The guidelines were issued after the organizations conducted an extensive review of research on the topic.
Psychotherapy is a suitable alternative to antidepressant drugs for women with the most common types of depression. The report notes that psychotherapy has few of the side effects and possible complications that psychiatric medications do.
The report notes that there are drawbacks to the use of drugs for the treatment of depression while pregnant, including evidence that ties antidepressant drugs to possible birth defects and an increased likelihood of giving birth to a low-weight baby. The organizations suggest that mothers anticipating becoming pregnant should consider, in consultation with their doctor, discontinuing the use of antidepressants, especially if they have had few or no depressive symptoms for 6 months or longer.
But the guidelines also note that women with severe and/or recurrent forms of depression should talk to their doctor about continuing antidepressant medications during pregnancy.

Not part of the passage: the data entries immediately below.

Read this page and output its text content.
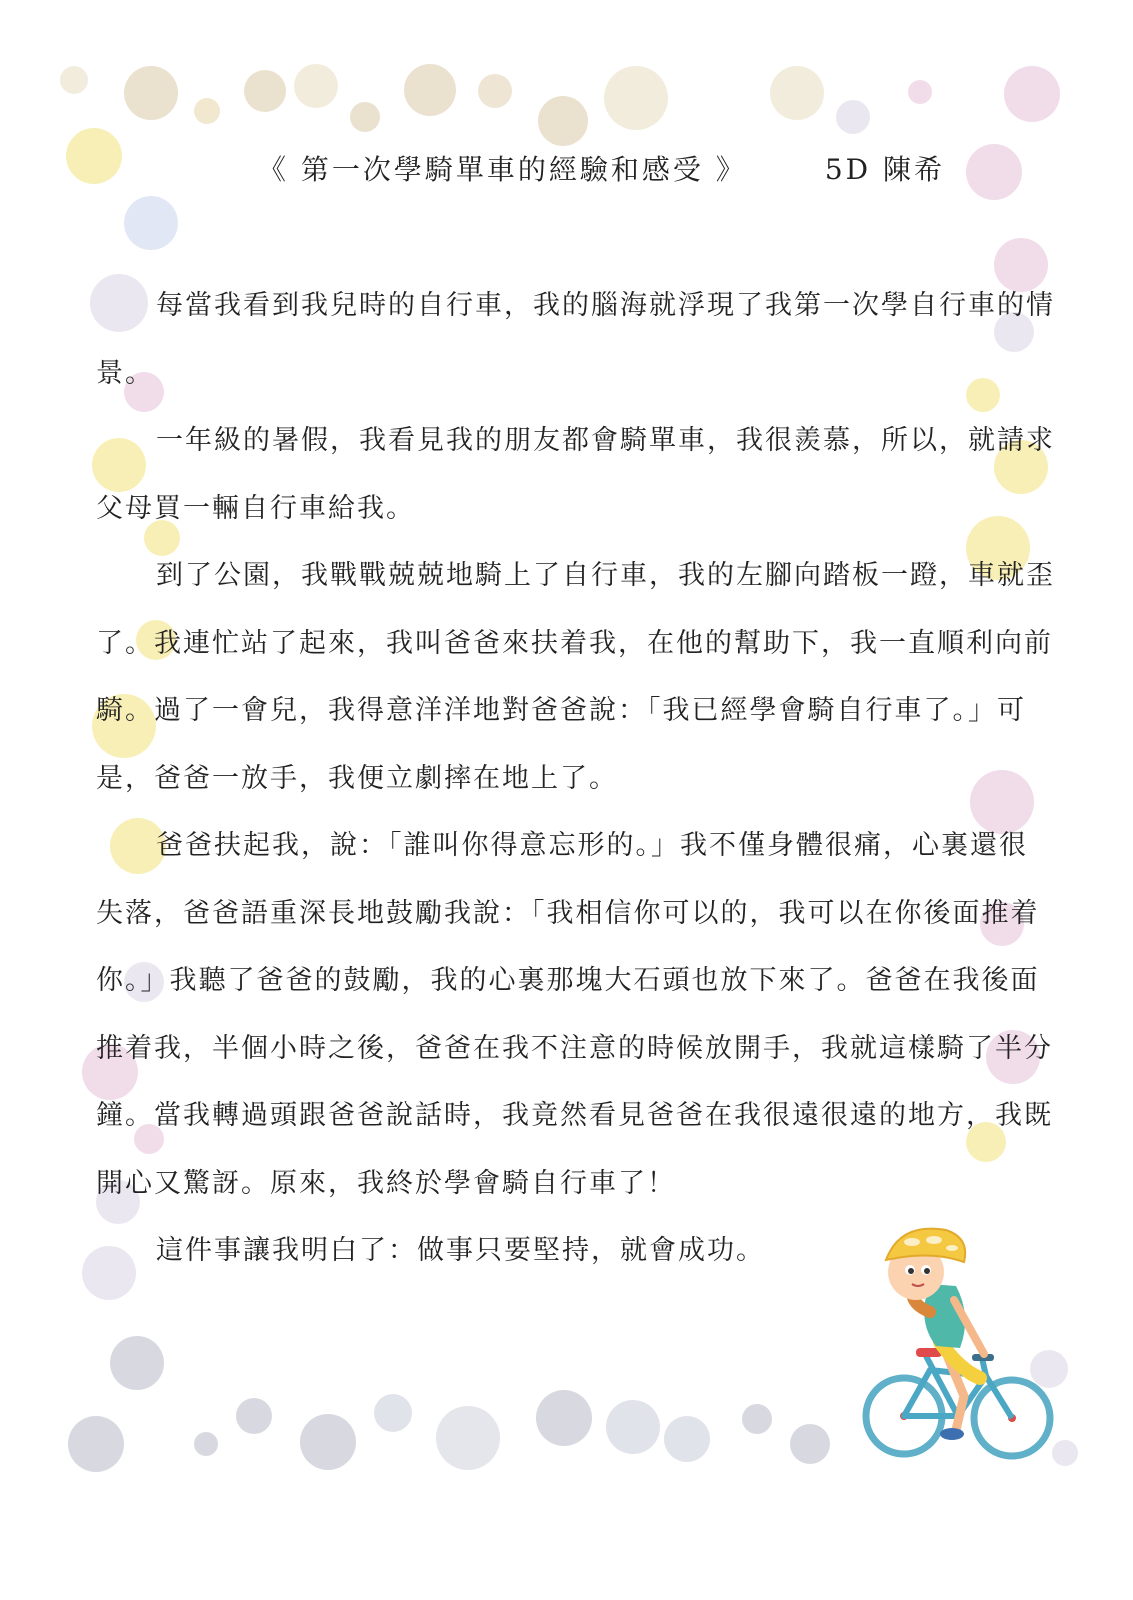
《 第一次學騎單車的經驗和感受 》	5D 陳希

每當我看到我兒時的自行車，我的腦海就浮現了我第一次學自行車的情景。

一年級的暑假，我看見我的朋友都會騎單車，我很羨慕，所以，就請求父母買一輛自行車給我。

到了公園，我戰戰兢兢地騎上了自行車，我的左腳向踏板一蹬，車就歪了。我連忙站了起來，我叫爸爸來扶着我，在他的幫助下，我一直順利向前騎。過了一會兒，我得意洋洋地對爸爸說：「我已經學會騎自行車了。」可是，爸爸一放手，我便立劇摔在地上了。

爸爸扶起我，說：「誰叫你得意忘形的。」我不僅身體很痛，心裏還很失落，爸爸語重深長地鼓勵我說：「我相信你可以的，我可以在你後面推着你。」我聽了爸爸的鼓勵，我的心裏那塊大石頭也放下來了。爸爸在我後面推着我，半個小時之後，爸爸在我不注意的時候放開手，我就這樣騎了半分鐘。當我轉過頭跟爸爸說話時，我竟然看見爸爸在我很遠很遠的地方，我既開心又驚訝。原來，我終於學會騎自行車了！

這件事讓我明白了：做事只要堅持，就會成功。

The report notes that the decision of whether to stay on antidepressant medications or not during pregnancy is a decision that should be made in consultation with the woman’s doctor or psychiatrist — there is no “one answer fits all” situations. For instance, a pregnant woman who is severely depressed and left untreated might fail to keep up with the minimum necessary nutritional requirements for the baby’s health.
Women who are pregnant and who are not currently taking antidepressants may consider psychotherapy as a suitable alternative to antidepressants, according to the report. Pregnant women taking antidepressants may also benefit from psychotherapy, especially if they still suffer from depressive symptoms.